The Temptations’ “Psychedelic Shack” was inspired by the basement of his home on Detroit’s Monte Vista Street, complete with groovy paintings and black lights. He said that “Just My Imagination” is an early version of the advertising jingle “I’d Like To By The World A Cork”, co-written by former Gordy associate Billy Davis. He said that he was born after listening to the stage.
Strong stayed in Detroit when Motown packed up for the West Coast in the early ’70s (“It’s not that funky out there,” he later said of Los Angeles), including two albums for Capitol. , continued to compose and record. A record he hoped would be Barry White on the label.
“It just wasn’t the right time,” he said. “Music was going in a different direction”
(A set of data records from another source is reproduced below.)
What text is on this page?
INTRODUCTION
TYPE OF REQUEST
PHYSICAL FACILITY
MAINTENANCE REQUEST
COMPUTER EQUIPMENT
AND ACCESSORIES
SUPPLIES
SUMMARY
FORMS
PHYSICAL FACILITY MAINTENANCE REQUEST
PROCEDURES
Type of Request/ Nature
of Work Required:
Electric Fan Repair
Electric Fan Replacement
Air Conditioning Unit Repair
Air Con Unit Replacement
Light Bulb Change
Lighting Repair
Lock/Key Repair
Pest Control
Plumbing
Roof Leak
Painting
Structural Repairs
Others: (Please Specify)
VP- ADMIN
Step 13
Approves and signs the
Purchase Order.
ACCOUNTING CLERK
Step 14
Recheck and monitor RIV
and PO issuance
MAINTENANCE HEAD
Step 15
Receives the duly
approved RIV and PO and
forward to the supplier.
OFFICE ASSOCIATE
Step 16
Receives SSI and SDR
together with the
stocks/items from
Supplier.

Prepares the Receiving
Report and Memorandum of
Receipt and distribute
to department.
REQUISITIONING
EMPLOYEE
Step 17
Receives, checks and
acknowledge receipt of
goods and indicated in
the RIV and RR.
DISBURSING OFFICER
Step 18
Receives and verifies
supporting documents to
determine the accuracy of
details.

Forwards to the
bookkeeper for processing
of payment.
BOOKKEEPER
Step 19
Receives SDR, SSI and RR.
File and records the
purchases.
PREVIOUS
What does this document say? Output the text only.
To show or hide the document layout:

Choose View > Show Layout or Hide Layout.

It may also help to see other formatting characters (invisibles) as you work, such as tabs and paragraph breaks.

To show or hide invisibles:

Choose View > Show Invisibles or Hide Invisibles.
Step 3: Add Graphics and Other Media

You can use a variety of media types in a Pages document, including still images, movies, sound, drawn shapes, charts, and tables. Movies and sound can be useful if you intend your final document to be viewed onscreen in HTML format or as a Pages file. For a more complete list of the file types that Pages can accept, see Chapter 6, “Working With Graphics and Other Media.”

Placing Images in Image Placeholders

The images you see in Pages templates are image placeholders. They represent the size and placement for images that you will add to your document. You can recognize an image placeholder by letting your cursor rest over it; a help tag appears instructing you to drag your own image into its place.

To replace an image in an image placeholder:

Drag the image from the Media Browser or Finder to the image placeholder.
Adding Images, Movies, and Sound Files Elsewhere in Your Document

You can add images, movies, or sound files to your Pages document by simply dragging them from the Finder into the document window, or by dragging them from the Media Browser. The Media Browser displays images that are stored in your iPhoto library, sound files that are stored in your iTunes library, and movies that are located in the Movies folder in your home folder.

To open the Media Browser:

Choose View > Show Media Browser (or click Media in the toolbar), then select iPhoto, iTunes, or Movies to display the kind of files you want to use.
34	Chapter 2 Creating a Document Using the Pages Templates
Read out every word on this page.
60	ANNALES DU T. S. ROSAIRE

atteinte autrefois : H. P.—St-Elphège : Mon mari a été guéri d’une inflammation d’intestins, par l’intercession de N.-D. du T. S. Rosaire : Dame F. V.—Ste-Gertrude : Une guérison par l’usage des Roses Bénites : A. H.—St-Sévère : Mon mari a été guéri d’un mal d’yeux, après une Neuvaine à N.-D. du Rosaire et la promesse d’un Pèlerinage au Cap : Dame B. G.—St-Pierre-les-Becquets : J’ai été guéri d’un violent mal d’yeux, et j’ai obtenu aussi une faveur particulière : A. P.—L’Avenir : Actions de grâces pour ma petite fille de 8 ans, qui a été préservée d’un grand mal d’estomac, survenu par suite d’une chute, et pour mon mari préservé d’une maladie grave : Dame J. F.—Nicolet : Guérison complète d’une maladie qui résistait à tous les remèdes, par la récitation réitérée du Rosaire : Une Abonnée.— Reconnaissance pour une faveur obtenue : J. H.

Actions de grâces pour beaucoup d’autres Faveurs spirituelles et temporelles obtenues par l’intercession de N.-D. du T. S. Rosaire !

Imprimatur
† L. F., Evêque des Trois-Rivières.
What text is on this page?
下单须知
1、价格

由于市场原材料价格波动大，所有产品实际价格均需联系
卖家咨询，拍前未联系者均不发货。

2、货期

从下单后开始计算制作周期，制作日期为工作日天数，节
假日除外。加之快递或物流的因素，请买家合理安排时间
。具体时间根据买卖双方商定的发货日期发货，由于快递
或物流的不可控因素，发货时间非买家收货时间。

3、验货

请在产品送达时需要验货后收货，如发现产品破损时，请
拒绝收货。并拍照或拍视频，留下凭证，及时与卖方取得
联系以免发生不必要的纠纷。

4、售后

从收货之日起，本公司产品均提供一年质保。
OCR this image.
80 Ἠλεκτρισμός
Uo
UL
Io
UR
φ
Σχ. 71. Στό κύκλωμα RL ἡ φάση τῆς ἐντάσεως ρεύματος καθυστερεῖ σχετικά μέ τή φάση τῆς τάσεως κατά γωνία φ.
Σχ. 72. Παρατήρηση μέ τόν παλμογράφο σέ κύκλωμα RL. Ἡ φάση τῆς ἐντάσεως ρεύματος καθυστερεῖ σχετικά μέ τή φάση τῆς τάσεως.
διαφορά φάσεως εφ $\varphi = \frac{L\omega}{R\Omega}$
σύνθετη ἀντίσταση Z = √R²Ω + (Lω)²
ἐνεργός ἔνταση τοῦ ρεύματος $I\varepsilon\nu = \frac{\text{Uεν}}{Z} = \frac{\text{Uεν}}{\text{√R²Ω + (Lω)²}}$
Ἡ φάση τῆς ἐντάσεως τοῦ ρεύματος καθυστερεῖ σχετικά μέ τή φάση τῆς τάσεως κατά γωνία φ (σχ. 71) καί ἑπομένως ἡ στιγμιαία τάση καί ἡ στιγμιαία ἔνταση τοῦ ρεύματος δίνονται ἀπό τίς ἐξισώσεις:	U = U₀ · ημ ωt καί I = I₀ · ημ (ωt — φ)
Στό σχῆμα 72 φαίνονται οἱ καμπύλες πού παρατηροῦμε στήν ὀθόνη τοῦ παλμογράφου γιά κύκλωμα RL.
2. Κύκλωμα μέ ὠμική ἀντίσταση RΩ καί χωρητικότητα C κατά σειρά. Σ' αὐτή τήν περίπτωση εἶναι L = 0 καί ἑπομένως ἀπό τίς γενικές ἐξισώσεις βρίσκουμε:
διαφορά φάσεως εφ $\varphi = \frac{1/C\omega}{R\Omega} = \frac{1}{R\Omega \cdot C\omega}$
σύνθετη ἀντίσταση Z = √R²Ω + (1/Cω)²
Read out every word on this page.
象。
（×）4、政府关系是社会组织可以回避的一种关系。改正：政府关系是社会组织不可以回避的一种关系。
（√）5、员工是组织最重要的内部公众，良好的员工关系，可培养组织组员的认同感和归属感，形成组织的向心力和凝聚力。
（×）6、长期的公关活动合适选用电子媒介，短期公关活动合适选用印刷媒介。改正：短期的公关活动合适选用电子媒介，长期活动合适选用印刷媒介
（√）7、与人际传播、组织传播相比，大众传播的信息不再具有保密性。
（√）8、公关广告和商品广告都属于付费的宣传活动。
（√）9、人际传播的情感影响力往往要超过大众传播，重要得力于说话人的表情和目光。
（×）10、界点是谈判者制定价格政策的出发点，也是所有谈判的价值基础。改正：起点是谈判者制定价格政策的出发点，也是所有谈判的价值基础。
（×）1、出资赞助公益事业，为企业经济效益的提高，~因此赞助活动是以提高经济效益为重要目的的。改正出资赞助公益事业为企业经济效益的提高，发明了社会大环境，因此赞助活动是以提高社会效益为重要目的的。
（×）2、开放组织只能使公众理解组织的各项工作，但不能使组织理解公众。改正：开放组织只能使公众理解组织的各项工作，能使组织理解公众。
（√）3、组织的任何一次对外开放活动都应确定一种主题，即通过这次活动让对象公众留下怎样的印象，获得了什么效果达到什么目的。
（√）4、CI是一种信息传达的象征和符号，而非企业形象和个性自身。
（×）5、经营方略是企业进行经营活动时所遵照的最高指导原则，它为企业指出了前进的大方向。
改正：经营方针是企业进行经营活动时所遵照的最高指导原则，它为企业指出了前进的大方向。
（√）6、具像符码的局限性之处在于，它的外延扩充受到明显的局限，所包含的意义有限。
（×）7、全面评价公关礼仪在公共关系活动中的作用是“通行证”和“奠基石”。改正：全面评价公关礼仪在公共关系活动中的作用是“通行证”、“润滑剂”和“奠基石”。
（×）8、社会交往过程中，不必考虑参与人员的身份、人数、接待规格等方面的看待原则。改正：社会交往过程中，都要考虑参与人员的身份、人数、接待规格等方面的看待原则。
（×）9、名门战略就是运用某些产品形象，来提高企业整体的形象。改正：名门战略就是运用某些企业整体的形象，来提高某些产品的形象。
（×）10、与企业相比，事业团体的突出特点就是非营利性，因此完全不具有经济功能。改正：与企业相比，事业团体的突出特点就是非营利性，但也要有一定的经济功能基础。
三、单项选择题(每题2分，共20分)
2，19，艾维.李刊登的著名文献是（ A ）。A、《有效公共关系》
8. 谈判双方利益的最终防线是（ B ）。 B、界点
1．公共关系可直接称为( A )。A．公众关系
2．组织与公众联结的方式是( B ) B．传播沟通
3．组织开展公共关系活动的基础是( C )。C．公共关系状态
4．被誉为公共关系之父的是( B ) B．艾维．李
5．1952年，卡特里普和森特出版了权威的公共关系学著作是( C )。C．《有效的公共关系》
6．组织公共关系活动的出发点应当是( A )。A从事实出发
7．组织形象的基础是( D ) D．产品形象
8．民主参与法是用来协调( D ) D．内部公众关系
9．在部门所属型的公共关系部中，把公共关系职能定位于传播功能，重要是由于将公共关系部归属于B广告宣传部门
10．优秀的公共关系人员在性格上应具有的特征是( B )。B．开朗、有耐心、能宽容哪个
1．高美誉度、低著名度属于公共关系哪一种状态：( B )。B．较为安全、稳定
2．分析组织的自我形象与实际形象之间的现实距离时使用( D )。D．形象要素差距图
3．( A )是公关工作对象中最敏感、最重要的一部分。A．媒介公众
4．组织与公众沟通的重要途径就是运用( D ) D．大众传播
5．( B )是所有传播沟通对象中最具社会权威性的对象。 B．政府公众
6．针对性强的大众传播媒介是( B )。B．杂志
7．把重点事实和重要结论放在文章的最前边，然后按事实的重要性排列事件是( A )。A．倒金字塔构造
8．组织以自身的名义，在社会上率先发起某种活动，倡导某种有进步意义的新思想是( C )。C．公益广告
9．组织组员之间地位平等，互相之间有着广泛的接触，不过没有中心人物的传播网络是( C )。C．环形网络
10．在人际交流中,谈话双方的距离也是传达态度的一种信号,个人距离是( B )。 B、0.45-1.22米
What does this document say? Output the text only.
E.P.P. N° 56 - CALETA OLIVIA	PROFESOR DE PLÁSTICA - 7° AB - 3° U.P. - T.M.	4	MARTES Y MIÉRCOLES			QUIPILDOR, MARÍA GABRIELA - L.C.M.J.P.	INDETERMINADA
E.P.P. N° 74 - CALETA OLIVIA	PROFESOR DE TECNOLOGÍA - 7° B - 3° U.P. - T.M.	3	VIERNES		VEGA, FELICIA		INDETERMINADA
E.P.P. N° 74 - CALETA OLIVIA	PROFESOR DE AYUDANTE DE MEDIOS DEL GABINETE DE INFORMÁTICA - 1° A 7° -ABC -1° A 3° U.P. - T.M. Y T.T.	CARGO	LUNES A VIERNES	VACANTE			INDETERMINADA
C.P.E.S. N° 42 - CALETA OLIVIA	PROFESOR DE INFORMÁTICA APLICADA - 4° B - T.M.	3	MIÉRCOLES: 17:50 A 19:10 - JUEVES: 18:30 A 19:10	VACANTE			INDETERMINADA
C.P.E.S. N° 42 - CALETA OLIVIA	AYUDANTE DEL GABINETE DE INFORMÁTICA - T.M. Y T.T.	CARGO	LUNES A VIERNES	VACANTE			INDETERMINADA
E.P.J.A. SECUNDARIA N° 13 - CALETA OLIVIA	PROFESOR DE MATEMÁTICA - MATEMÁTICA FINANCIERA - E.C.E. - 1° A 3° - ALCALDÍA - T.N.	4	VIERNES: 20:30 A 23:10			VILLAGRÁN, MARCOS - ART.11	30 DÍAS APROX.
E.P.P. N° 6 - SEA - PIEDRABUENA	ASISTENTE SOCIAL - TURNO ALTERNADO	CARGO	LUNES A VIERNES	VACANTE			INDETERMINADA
Strong is cynical about the music industry in general, saying he wished he knew more when he got into it as a teenager. His first hit was his controversial song. Strong was originally listed in the songwriting credits for “Money” alongside Gordy and Janie Bradford, but his name was dropped a few years later. Gordy’s attorney later said that the original inclusion was a paperwork error.
Contrary to the title of that first hit — ironic, he perceived — Strong said he was never financially driven.
“I never liked the business side,” he said in 2019. But at that time I knew nothing. ”
Carving out a life as a creator “means more than money,” Strong said. “Money has its place. But you have to do more than make money. When you go to bed at night, you have to live with yourself.”
Strong was still full of artistic energy when he opened a recording studio in the Detroit area in 2001 at the age of 60, working with young artists such as Eliza Neels.
“I love music, the creative process,” he said at the time. “I dreamed of building a studio and making it work. But you can’t sit at home and dream about it. We have to go into the trenches.”
Strong eventually succumbed to Los Angeles and moved to the area in the mid-2010s to live closer to family amid failing health. I wanted to oversee a project that fused the
Strong said in 2019:
“I still say, I haven’t written my best song yet.”